Я пил пиво. Медленно темнело. Местность, по которой мы ехали, была какая-то невнятная, неопределенная. Когда пошли леса, я понял, что имела в виду Агнес, когда говорила, что в них можно исчезнуть бесследно. Время от времени мы проезжали мимо домов, стоявших не поодиночке, и все же деревней это назвать было нельзя. И здесь, подумал я, тоже можно исчезнуть, и никто тебя не найдет. Со мной заговорил молодой человек. Сказал, что он массажист и едет к своим родителям в Нью-Йорк. Он рассказывал о своей работе, потом завел речь о магнетизме и ауральной терапии, или что-то в этом духе. Я стоял рядом с ним, смотрел в окно и пытался не слушать его.
Когда он предложил мне свои услуги со скидкой, как знакомому, я ушел обратно в свой вагон. Толстая женщина повернулась на бок и стала занимать еще больше места. Она спала и при этом сопела.

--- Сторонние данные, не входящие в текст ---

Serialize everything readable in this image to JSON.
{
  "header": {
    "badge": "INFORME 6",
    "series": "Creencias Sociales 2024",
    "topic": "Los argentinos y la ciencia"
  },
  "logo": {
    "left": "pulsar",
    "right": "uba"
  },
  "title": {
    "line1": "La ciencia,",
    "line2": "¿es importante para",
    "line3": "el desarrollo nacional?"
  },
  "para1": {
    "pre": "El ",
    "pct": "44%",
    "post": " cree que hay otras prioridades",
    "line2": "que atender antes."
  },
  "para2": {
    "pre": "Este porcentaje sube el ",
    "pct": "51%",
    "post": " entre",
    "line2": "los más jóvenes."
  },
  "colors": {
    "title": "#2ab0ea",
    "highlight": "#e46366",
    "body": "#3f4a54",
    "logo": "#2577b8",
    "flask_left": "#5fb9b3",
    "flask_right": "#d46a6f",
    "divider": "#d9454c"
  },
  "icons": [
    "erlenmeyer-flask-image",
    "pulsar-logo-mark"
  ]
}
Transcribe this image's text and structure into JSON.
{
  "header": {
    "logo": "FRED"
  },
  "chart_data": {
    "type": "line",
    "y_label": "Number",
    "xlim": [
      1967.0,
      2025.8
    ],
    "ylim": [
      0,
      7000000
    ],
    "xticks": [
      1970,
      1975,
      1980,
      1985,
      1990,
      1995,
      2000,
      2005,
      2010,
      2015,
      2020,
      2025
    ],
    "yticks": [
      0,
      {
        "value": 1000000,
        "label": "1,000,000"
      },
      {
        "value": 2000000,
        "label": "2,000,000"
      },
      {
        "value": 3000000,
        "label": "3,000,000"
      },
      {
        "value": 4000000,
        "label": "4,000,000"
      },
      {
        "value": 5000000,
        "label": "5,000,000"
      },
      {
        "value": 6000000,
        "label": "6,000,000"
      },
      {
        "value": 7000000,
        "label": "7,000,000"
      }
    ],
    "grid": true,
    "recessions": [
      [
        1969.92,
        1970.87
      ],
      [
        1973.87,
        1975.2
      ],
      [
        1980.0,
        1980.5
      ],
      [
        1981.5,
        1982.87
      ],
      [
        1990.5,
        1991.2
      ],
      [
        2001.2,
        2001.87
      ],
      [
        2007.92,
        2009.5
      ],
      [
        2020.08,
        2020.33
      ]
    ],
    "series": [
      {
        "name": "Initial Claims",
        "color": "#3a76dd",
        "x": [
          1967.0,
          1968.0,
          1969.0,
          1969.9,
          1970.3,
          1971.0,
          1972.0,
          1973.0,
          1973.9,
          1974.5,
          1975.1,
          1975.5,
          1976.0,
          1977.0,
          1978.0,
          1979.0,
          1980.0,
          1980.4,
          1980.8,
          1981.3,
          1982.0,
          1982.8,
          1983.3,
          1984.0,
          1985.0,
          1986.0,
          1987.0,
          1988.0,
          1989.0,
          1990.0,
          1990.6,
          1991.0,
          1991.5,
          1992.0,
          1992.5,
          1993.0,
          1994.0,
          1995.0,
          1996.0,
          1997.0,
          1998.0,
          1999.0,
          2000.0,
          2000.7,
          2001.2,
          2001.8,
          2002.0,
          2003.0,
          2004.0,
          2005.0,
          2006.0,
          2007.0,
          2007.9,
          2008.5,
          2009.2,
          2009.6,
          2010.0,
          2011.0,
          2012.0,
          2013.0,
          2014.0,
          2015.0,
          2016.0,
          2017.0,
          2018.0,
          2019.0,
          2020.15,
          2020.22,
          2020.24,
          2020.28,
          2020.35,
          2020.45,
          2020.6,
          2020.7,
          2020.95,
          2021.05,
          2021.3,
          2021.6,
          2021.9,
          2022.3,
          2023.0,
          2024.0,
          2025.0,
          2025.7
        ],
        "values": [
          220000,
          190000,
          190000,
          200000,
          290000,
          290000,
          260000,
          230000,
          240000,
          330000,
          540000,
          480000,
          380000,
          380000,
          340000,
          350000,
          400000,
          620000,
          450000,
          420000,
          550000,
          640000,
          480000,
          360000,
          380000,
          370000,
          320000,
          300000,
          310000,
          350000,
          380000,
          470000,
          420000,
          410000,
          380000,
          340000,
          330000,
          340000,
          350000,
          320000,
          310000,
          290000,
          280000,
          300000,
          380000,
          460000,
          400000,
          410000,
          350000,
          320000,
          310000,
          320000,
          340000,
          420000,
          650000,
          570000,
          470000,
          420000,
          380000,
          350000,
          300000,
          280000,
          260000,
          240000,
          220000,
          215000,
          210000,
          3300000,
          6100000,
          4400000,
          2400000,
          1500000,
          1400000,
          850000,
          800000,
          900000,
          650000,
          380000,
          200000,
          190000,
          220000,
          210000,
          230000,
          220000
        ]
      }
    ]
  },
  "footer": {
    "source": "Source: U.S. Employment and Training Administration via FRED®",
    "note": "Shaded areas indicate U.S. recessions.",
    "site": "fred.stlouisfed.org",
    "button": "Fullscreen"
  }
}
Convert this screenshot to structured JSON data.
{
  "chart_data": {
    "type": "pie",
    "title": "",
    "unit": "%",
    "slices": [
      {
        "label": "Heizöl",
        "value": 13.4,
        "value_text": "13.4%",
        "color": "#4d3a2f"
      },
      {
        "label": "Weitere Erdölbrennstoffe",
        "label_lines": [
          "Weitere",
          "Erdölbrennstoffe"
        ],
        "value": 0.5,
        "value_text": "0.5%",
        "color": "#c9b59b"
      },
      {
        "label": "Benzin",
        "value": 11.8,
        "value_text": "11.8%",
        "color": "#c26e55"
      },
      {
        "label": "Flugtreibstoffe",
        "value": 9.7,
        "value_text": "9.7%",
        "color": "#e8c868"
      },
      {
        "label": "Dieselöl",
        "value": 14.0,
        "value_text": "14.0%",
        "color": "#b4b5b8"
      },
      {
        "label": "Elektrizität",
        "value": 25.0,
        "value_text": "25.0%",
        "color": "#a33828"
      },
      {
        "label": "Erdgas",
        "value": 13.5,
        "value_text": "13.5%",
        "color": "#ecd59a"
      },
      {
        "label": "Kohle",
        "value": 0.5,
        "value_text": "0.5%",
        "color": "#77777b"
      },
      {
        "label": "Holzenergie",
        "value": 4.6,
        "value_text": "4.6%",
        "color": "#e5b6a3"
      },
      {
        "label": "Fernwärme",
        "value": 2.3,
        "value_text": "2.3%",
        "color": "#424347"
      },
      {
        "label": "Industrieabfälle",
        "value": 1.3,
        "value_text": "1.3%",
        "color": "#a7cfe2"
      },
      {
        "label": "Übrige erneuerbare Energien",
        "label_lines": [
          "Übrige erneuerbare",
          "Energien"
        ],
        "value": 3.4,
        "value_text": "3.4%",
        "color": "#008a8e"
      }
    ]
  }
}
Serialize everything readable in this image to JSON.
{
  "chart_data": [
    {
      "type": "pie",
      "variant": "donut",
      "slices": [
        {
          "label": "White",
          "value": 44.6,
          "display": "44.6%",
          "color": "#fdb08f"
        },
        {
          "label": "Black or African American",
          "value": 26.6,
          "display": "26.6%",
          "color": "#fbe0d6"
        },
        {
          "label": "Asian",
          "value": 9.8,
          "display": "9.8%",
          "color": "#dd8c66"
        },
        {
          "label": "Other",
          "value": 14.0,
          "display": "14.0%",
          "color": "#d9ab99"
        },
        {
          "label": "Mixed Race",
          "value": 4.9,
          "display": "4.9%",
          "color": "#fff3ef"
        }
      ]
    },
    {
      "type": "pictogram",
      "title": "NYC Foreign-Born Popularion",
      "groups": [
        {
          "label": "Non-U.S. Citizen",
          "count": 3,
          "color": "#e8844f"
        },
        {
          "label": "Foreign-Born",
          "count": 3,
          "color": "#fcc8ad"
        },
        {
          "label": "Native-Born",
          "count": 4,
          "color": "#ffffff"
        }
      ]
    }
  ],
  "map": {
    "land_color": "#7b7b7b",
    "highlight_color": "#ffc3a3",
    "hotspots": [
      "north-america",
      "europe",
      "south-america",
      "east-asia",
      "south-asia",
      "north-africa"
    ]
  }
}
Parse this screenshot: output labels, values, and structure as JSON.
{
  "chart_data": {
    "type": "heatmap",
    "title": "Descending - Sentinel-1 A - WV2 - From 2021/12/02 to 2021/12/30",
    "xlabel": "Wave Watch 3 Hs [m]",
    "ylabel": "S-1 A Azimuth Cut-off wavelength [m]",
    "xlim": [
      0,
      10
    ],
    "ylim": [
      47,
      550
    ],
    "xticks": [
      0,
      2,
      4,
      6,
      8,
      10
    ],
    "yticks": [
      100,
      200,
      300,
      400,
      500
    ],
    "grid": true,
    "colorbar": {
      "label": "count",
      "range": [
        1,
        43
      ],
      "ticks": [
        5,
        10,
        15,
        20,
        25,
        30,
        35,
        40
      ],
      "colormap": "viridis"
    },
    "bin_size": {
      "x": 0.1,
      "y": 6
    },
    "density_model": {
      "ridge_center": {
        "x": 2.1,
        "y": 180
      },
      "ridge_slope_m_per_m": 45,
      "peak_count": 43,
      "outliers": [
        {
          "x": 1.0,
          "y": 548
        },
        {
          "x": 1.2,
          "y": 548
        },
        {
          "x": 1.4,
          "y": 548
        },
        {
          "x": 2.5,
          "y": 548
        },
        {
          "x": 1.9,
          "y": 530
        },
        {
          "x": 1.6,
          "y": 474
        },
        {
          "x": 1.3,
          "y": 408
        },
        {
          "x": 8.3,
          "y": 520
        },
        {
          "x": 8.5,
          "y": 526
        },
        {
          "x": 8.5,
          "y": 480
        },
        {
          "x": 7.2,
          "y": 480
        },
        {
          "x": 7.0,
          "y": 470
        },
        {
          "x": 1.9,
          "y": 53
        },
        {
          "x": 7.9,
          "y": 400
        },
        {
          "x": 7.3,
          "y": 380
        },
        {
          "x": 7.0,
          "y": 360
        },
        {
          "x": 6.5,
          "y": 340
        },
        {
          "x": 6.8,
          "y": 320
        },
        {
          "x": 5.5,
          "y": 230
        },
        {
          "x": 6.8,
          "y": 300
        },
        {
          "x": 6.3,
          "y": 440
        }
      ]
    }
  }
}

Я перебрался через нее и втиснулся в кресло. В кармашке кресла перед ней торчала книжка «What Good Girls Don't Do» note 3. Я осторожно вытащил ее и перелистал. В середине я обнаружил схематическое изображение половых органов и две диаграммы, отображающие, согласно подписи, протекание оргазма у мужчины и женщины.